Читаем Борнвилл полностью

Пока она говорит, я вглядываюсь в макушку моей матери. Эту часть ее тела я толком никогда и не замечал, пока не началась пандемия и эти звонки не стали единственным каналом общения. Я, например, не осознавал, что у нее такой высокий лоб, а линия волос так сильно поднялась. Седина шевелюры теперь зрима, поскольку она уже несколько месяцев не может принять у себя парикмахершу и покрасить волосы в светлый тон, как это было последние двадцать лет, если не дольше. Я вижу шелушащуюся кожу ее черепа. Кажется странным, что именно эта часть ее тела станет мне так близко знакома в эти последние недели, что видеть я буду в основном ее, а не глаза или рот, поскольку мама не умеет правильно нацелить камеру планшета.

Планшет был преподнесен ей в подарок на восьмидесятилетие, но она так и не выучилась им пользоваться и взялась за это лишь потому, что только так она могла хотя бы глянуть на меня и всю остальную родню. Последний раз я видел маму вживую еще до локдауна. В марте 2020-го. Тогда мир только начал прозревать насчет вируса. Как давно это случилось. До чего наивны мы все были. Видели кадры, снятые при локдауне в Ухани, и рассказывали себе сказки – утешительные, но и слегка расистские, – что вот такое может случиться в Азии, но не в Европе. А затем объявили, что вирус распространился по всему северу Италии и страна закрывается на локдаун. В Британии большие собрания не поощрялись и поддерживалось пресловутое “социальное дистанцирование” – новый речевой оборот, два слова, которые прежде никто не ставил рядом, но вскоре оборот этот будет у всех на устах, будто употреблялся всегда.
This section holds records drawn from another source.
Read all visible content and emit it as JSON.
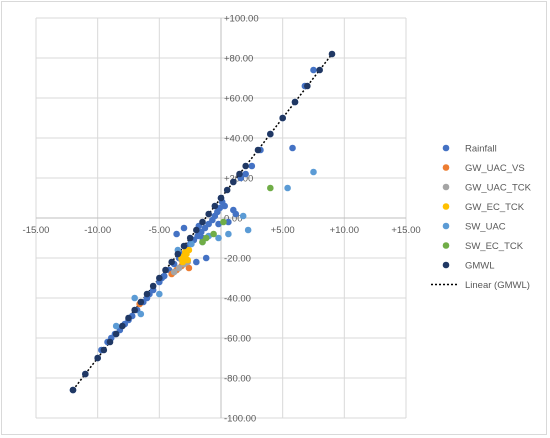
{
  "chart_data": {
    "type": "scatter",
    "title": "",
    "xlabel": "",
    "ylabel": "",
    "xlim": [
      -15,
      15
    ],
    "ylim": [
      -100,
      100
    ],
    "grid": true,
    "x_ticks": [
      "-15.00",
      "-10.00",
      "-5.00",
      "0.00",
      "+5.00",
      "+10.00",
      "+15.00"
    ],
    "y_ticks": [
      "+100.00",
      "+80.00",
      "+60.00",
      "+40.00",
      "+20.00",
      "0.00",
      "-20.00",
      "-40.00",
      "-60.00",
      "-80.00",
      "-100.00"
    ],
    "legend_position": "right",
    "series": [
      {
        "name": "Rainfall",
        "color": "#4472c4",
        "points": [
          [
            -12.0,
            -86
          ],
          [
            -11.0,
            -78
          ],
          [
            -10.0,
            -70
          ],
          [
            -9.7,
            -66
          ],
          [
            -9.2,
            -62
          ],
          [
            -8.9,
            -60
          ],
          [
            -8.6,
            -58
          ],
          [
            -8.2,
            -56
          ],
          [
            -7.8,
            -53
          ],
          [
            -7.5,
            -51
          ],
          [
            -7.2,
            -49
          ],
          [
            -6.8,
            -46
          ],
          [
            -6.3,
            -42
          ],
          [
            -6.0,
            -40
          ],
          [
            -5.8,
            -38
          ],
          [
            -5.5,
            -36
          ],
          [
            -5.0,
            -32
          ],
          [
            -4.6,
            -29
          ],
          [
            -4.2,
            -26
          ],
          [
            -3.8,
            -23
          ],
          [
            -3.4,
            -20
          ],
          [
            -3.1,
            -18
          ],
          [
            -2.8,
            -15
          ],
          [
            -2.5,
            -13
          ],
          [
            -2.2,
            -11
          ],
          [
            -1.9,
            -9
          ],
          [
            -1.6,
            -7
          ],
          [
            -1.3,
            -5
          ],
          [
            -1.0,
            -3
          ],
          [
            -0.7,
            -1
          ],
          [
            -0.5,
            1
          ],
          [
            -0.3,
            3
          ],
          [
            -0.1,
            5
          ],
          [
            0.1,
            8
          ],
          [
            0.0,
            10
          ],
          [
            -0.2,
            -3
          ],
          [
            0.3,
            6
          ],
          [
            0.6,
            -2
          ],
          [
            1.0,
            4
          ],
          [
            1.2,
            2
          ],
          [
            1.6,
            20
          ],
          [
            2.0,
            22
          ],
          [
            2.5,
            26
          ],
          [
            3.2,
            34
          ],
          [
            4.0,
            42
          ],
          [
            5.0,
            50
          ],
          [
            5.8,
            35
          ],
          [
            6.0,
            58
          ],
          [
            6.8,
            66
          ],
          [
            7.5,
            74
          ],
          [
            -1.2,
            -20
          ],
          [
            -2.0,
            -22
          ],
          [
            -2.4,
            -12
          ],
          [
            -1.8,
            -4
          ],
          [
            -3.0,
            -5
          ],
          [
            -4.8,
            -30
          ],
          [
            -3.6,
            -8
          ],
          [
            -1.5,
            -10
          ]
        ]
      },
      {
        "name": "GW_UAC_VS",
        "color": "#ed7d31",
        "points": [
          [
            -6.6,
            -43
          ],
          [
            -3.6,
            -26
          ],
          [
            -3.2,
            -24
          ],
          [
            -2.8,
            -22
          ],
          [
            -3.0,
            -20
          ],
          [
            -4.0,
            -28
          ],
          [
            -2.6,
            -25
          ]
        ]
      },
      {
        "name": "GW_UAC_TCK",
        "color": "#a5a5a5",
        "points": [
          [
            -3.4,
            -25
          ],
          [
            -3.0,
            -23
          ],
          [
            -2.7,
            -22
          ],
          [
            -3.2,
            -21
          ],
          [
            -3.8,
            -27
          ]
        ]
      },
      {
        "name": "GW_EC_TCK",
        "color": "#ffc000",
        "points": [
          [
            -3.2,
            -20
          ],
          [
            -3.0,
            -19
          ],
          [
            -2.8,
            -18
          ],
          [
            -2.9,
            -17
          ],
          [
            -2.6,
            -16
          ],
          [
            -3.1,
            -22
          ],
          [
            -2.7,
            -21
          ]
        ]
      },
      {
        "name": "SW_UAC",
        "color": "#5b9bd5",
        "points": [
          [
            7.5,
            23
          ],
          [
            5.4,
            15
          ],
          [
            2.2,
            -6
          ],
          [
            1.8,
            1
          ],
          [
            -0.2,
            -10
          ],
          [
            -5.0,
            -38
          ],
          [
            -2.4,
            -13
          ],
          [
            -1.5,
            -12
          ],
          [
            -3.5,
            -16
          ],
          [
            -1.0,
            -9
          ],
          [
            -6.5,
            -48
          ],
          [
            -7.0,
            -40
          ],
          [
            -8.5,
            -54
          ],
          [
            0.6,
            -8
          ]
        ]
      },
      {
        "name": "SW_EC_TCK",
        "color": "#70ad47",
        "points": [
          [
            4.0,
            15
          ],
          [
            0.2,
            -2
          ],
          [
            -1.2,
            -10
          ],
          [
            -0.6,
            -8
          ],
          [
            -1.5,
            -12
          ]
        ]
      },
      {
        "name": "GMWL",
        "color": "#203864",
        "points": [
          [
            -12,
            -86
          ],
          [
            -11,
            -78
          ],
          [
            -10,
            -70
          ],
          [
            -9.5,
            -66
          ],
          [
            -9,
            -62
          ],
          [
            -8.5,
            -58
          ],
          [
            -8,
            -54
          ],
          [
            -7.5,
            -50
          ],
          [
            -7,
            -46
          ],
          [
            -6.5,
            -42
          ],
          [
            -6,
            -38
          ],
          [
            -5.5,
            -34
          ],
          [
            -5,
            -30
          ],
          [
            -4.5,
            -26
          ],
          [
            -4,
            -22
          ],
          [
            -3.5,
            -18
          ],
          [
            -3,
            -14
          ],
          [
            -2.5,
            -10
          ],
          [
            -2,
            -6
          ],
          [
            -1.5,
            -2
          ],
          [
            -1,
            2
          ],
          [
            -0.5,
            6
          ],
          [
            0,
            10
          ],
          [
            0.5,
            14
          ],
          [
            1,
            18
          ],
          [
            1.5,
            22
          ],
          [
            2,
            26
          ],
          [
            3,
            34
          ],
          [
            4,
            42
          ],
          [
            5,
            50
          ],
          [
            6,
            58
          ],
          [
            7,
            66
          ],
          [
            8,
            74
          ],
          [
            9,
            82
          ]
        ]
      }
    ],
    "trendline": {
      "name": "Linear (GMWL)",
      "color": "#000000",
      "slope": 8,
      "intercept": 10,
      "x_range": [
        -12,
        9
      ]
    }
  }
}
Таково было положение вещей, когда все начиналось и когда моя племянница Лорна, джазовая музыкантша, полетела в Вену с коротким турне: в понедельник Вена, затем Мюнхен, следом Ганновер, Гамбург, Берлин и Лейпциг. Во всех точках назначения публичные события отменялись, а залы закрывались. Она сказала мне, что перед каждым концертом шло обсуждение – люди пытались решить, по-прежнему ли законно проводить концерты. Поведение людей начало меняться. Никто не носил маски, зато в поездах стали ездить в перчатках, а также зачем-то скупать в огромных количествах туалетную бумагу. Никто ни с кем больше не обнимался, все прикасались друг к дружке только локтями.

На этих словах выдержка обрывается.